What Is Jobs to Be Done?
Jobs to Be Done (JTBD) is a framework for understanding why customers really buy. It reframes competition in a way that reveals opportunities hidden from conventional analysis.
Key Takeaways
- JTBD argues that customers 'hire' products to do a specific job in their lives or work.
- Understanding the job reveals competitors you would never see in a traditional category analysis.
- The framework is most powerful for product development and positioning decisions.
The core idea
Clayton Christensen, who developed the framework, used the example of a fast food milkshake. Research showed that a large share of milkshakes were sold in the morning to commuters. The job being done was not 'satisfy a sweet craving' — it was 'give me something to consume slowly during a boring commute that keeps me full until lunch.' That insight revealed that the milkshake's real competitors were bananas and granola bars, not other desserts. Defining the job changes who you're competing against.
Functional, emotional, and social jobs
Every job has three dimensions. The functional job is the practical task being accomplished — 'manage my invoicing'. The emotional job is how the customer wants to feel — 'feel in control of my finances'. The social job is how they want to be perceived — 'look professional to my clients'. Products that address all three dimensions build much stronger loyalty than those addressing the functional job alone. Competitors who only solve the functional job are more easily displaced.
Applying JTBD to competitive intelligence
Map the job your most loyal customers are hiring you to do — in their own words, gathered through interviews. Then ask: what else could they hire to do this job? This surfaces non-obvious competitors. A project management tool might discover its real competition is email, not other project management tools. That insight changes everything about how you position, what features you prioritise, and what objections you pre-empt in sales conversations.

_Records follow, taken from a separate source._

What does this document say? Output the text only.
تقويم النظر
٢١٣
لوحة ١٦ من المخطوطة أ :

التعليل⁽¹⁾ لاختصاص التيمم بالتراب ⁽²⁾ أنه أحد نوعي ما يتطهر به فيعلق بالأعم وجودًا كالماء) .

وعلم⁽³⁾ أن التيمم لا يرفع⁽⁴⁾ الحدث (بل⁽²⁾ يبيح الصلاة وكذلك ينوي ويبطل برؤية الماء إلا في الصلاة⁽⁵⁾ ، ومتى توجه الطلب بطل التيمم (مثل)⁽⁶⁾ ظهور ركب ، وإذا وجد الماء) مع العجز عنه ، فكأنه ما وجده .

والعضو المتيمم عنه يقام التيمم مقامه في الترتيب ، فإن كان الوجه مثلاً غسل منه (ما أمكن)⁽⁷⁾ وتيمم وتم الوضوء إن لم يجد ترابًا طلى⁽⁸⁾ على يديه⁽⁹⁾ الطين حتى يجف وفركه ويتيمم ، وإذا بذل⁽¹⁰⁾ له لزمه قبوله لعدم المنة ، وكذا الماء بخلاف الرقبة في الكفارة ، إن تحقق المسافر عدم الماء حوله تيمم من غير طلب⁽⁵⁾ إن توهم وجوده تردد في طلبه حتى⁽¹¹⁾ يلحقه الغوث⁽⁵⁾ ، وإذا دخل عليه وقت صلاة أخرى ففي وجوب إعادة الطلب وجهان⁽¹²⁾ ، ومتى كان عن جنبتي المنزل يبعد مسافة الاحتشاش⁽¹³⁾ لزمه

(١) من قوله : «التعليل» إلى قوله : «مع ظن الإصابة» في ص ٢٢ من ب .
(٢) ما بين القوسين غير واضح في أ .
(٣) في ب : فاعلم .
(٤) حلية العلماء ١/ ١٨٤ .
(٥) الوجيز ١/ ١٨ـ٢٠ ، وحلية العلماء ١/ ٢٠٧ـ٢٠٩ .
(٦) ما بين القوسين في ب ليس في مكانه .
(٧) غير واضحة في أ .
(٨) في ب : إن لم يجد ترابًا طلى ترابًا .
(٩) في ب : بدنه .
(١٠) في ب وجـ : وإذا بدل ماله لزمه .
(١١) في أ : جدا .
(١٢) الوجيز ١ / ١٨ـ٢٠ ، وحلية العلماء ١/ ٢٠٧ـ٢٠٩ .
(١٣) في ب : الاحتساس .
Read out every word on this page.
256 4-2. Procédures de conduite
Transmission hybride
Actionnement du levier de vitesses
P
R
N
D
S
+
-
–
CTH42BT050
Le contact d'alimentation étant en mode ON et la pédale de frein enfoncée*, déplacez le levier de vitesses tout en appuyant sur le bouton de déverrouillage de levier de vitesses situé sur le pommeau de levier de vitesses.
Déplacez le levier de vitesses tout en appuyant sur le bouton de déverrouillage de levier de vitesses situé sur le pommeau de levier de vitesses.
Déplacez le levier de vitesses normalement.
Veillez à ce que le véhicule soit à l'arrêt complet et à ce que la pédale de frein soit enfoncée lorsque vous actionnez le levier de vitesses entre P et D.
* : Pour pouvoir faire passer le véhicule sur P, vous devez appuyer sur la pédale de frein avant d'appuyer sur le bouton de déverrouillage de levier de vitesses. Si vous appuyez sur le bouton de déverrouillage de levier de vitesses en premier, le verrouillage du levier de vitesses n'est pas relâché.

JTBD in product development
When considering a new feature or product, define the job it addresses before building. A feature that solves a job customers are actively struggling with will be adopted; a feature that solves a job they do not recognise having will be ignored. Validate the job through interviews that focus on the struggle — 'Tell me about the last time you tried to do X' — rather than feature preference questions, which produce unreliable data.